Review: Various Artists – Hyperdub 10.3

The third of this year’s compilations marking the ten year anniversary of record label Hyperdub represents something of a gear shift. While the previous two releases have largely been dominated by beat-driven songs, Hyperdub 10.3 showcases a more ambient, and stranger, collection of music. For the large part, the album renders straight-forward classifications redundant; instead highlighting the futurist tinges that ebb at the boundary lines of the label’s roster. This is music that simultaneously demands close attention, whilst also urging caution to the overly attentive listener. It is the kind of sound that sucks one in, absorbing and transforming the emotional landscape into a state of heightened alterity.

Nowhere is this better signified than in the work of Dean Blunt, who features both as a solo artist and in collaboration with Hype Williams associate Inga Copeland on the compilation. Urban sets a detached and melancholic horn against pensive strings, creating a suspended and suspenseful moment that evokes TV soundtrack cues for programs such as Denis Potter’s The Singing Detective. Inga Copeland’s own solo effort I Am Your Ambient Wife breaks up into a wavering digital distortion moments into establishing a structure.

The effect is akin to falling asleep late night in front of a film, codeine-hazy, and catching woozy impressions of the soundtrack as you sleep.

These fragments sit comfortably alongside contributions from other more established Hyperdub artists. There is a real sense that the sound the label has become renowned for – bleak, urban, but fundamentally dance orientated – is mutating into something far stranger and enthralling. For instance, Kode9’s Pink Sham Pain Down the Drain may come as a shock to those more familiar with his previous outings, sounding closer to Oneohtrix Point Never in its use of warm sounds thrown into dissonant juxtaposition. It is a credit to the album’s sequencing that the track seems to veer into Laurel Halo’s Melt; its dense and dread-inducing strings giving waveringly over to a reedy synth. The effect is akin to falling asleep late night in front of a film, codeine-hazy, and catching woozy impressions of the soundtrack as you sleep.

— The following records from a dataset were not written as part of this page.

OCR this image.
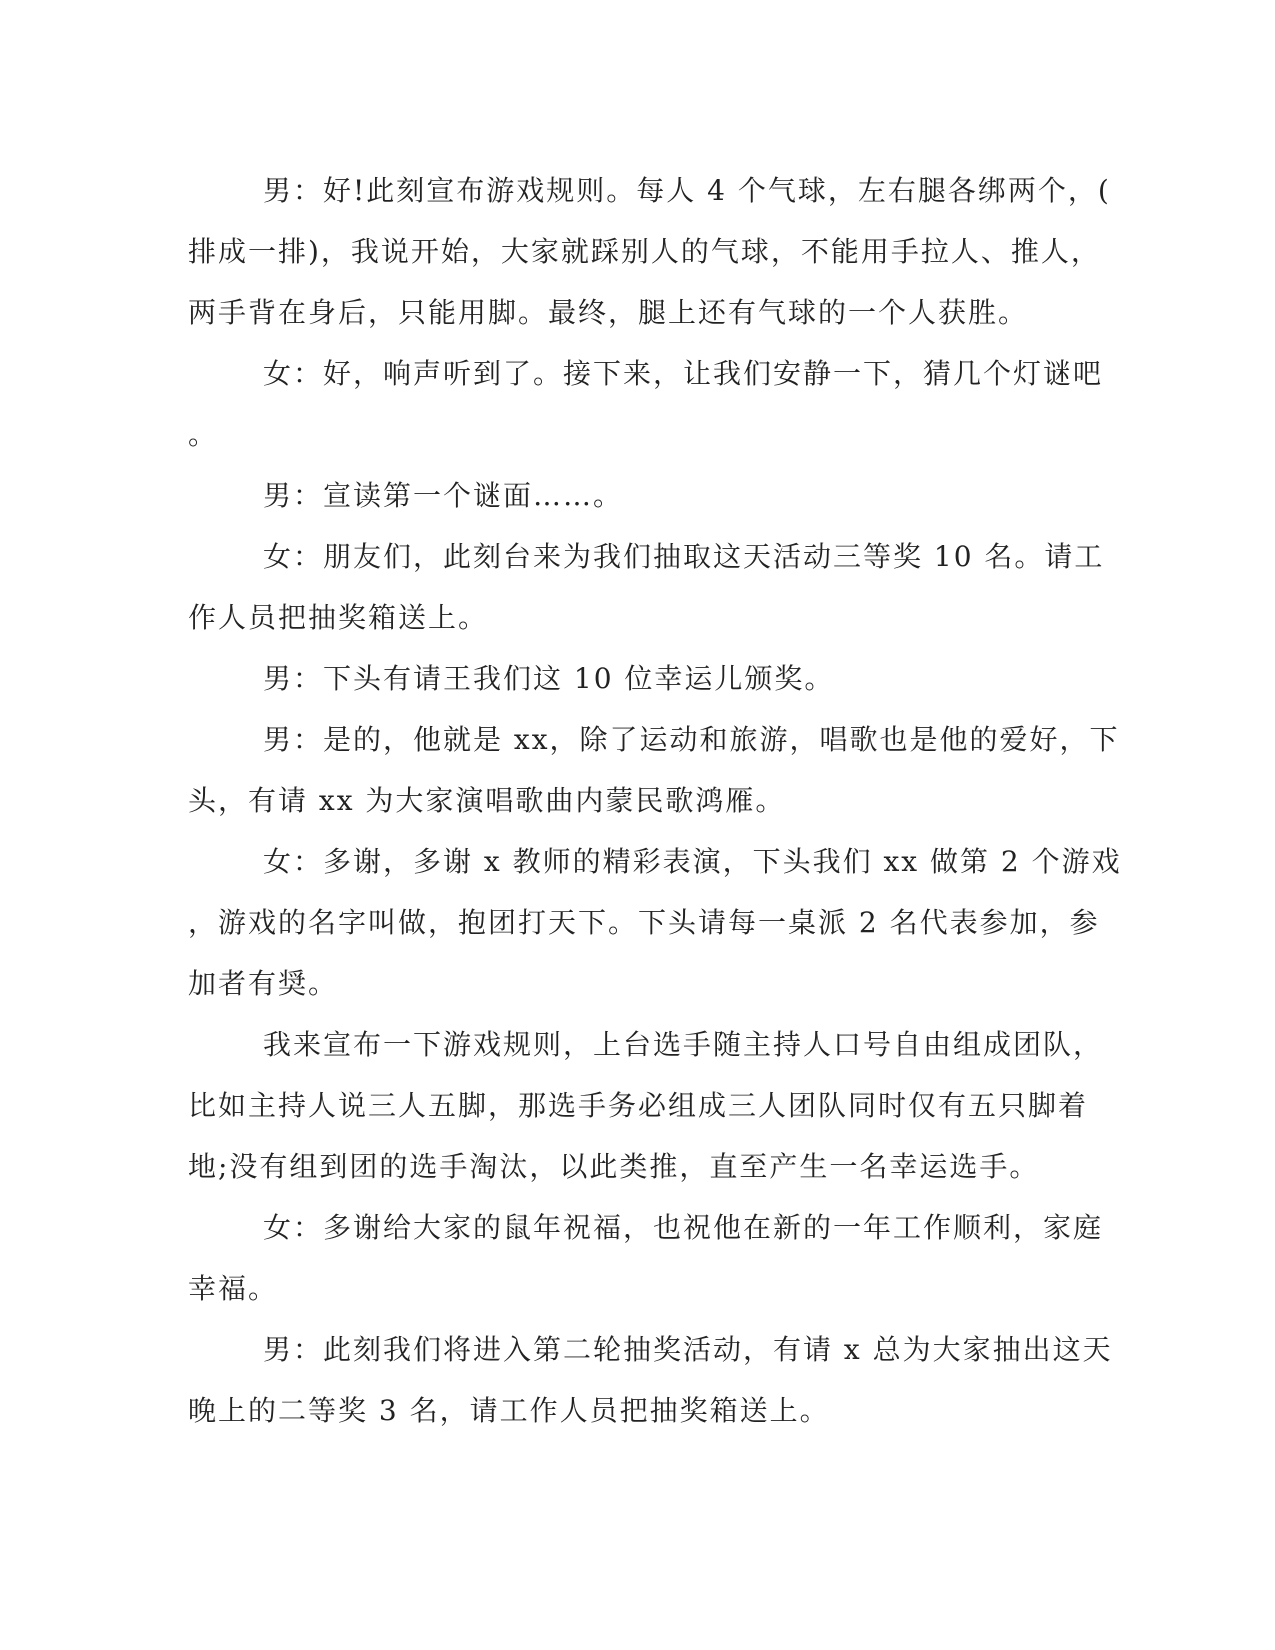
男：好!此刻宣布游戏规则。每人 4 个气球，左右腿各绑两个，(
排成一排)，我说开始，大家就踩别人的气球，不能用手拉人、推人，
两手背在身后，只能用脚。最终，腿上还有气球的一个人获胜。
女：好，响声听到了。接下来，让我们安静一下，猜几个灯谜吧
。
男：宣读第一个谜面……。
女：朋友们，此刻台来为我们抽取这天活动三等奖 10 名。请工
作人员把抽奖箱送上。
男：下头有请王我们这 10 位幸运儿颁奖。
男：是的，他就是 xx，除了运动和旅游，唱歌也是他的爱好，下
头，有请 xx 为大家演唱歌曲内蒙民歌鸿雁。
女：多谢，多谢 x 教师的精彩表演，下头我们 xx 做第 2 个游戏
，游戏的名字叫做，抱团打天下。下头请每一桌派 2 名代表参加，参
加者有奨。
我来宣布一下游戏规则，上台选手随主持人口号自由组成团队，
比如主持人说三人五脚，那选手务必组成三人团队同时仅有五只脚着
地;没有组到团的选手淘汰，以此类推，直至产生一名幸运选手。
女：多谢给大家的鼠年祝福，也祝他在新的一年工作顺利，家庭
幸福。
男：此刻我们将进入第二轮抽奖活动，有请 x 总为大家抽出这天
晚上的二等奖 3 名，请工作人员把抽奖箱送上。
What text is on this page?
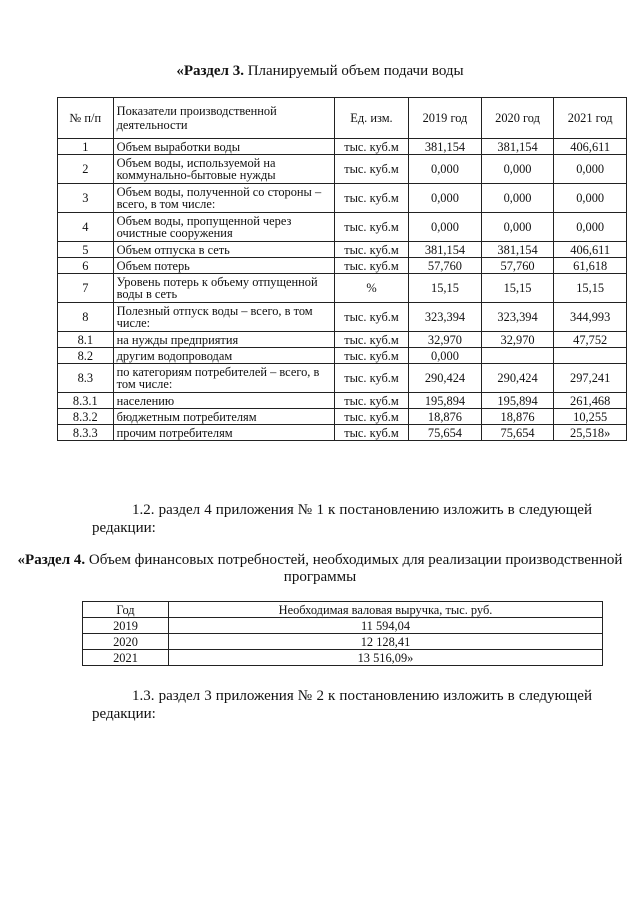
«Раздел 3. Планируемый объем подачи воды
№ п/п	Показатели производственной деятельности	Ед. изм.	2019 год	2020 год	2021 год
1	Объем выработки воды	тыс. куб.м	381,154	381,154	406,611
2	Объем воды, используемой на коммунально-бытовые нужды	тыс. куб.м	0,000	0,000	0,000
3	Объем воды, полученной со стороны – всего, в том числе:	тыс. куб.м	0,000	0,000	0,000
4	Объем воды, пропущенной через очистные сооружения	тыс. куб.м	0,000	0,000	0,000
5	Объем отпуска в сеть	тыс. куб.м	381,154	381,154	406,611
6	Объем потерь	тыс. куб.м	57,760	57,760	61,618
7	Уровень потерь к объему отпущенной воды в сеть	%	15,15	15,15	15,15
8	Полезный отпуск воды – всего, в том числе:	тыс. куб.м	323,394	323,394	344,993
8.1	на нужды предприятия	тыс. куб.м	32,970	32,970	47,752
8.2	другим водопроводам	тыс. куб.м	0,000		
8.3	по категориям потребителей – всего, в том числе:	тыс. куб.м	290,424	290,424	297,241
8.3.1	населению	тыс. куб.м	195,894	195,894	261,468
8.3.2	бюджетным потребителям	тыс. куб.м	18,876	18,876	10,255
8.3.3	прочим потребителям	тыс. куб.м	75,654	75,654	25,518»
1.2. раздел 4 приложения № 1 к постановлению изложить в следующей редакции:
«Раздел 4. Объем финансовых потребностей, необходимых для реализации производственной программы
Год	Необходимая валовая выручка, тыс. руб.
2019	11 594,04
2020	12 128,41
2021	13 516,09»
1.3. раздел 3 приложения № 2 к постановлению изложить в следующей редакции:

There are brief moments that render themselves more familiar, albeit through a gauze of static and uncertainty. The incredible interplay of bass synth, drums and keys on Blue by King Midas Sound causes the listener to recall the exemplary beauty of their debut album, Waiting for You. In a related vein, City of God, by Walton, builds tension around a single bass throb, though even this is rendered without motion or transition. It is the sound system killer frozen at the moment of inception, the terror of a juncture that simply does not progress. If there’s been a better musical representation of the zombie status of late capitalism, this writer is struggling to contrive of one.

Perhaps the most significant inclusion on Hyperdub 10.3 is Jeremy Greenspan & Borys, who close the album with Gage. The track is amongst the longest on the album, a thrum of hovering wave forms that become gradually enveloped by an intense electronic drone. It is terrifying, complex and so fiercely modernist in outline that it will alienate more than a few listeners. At the same time, it embodies so much of what Hyperdub has come to represent in the last ten years: a pioneer sense against prevailing winds, a preparedness to take the risks that others would not contemplate.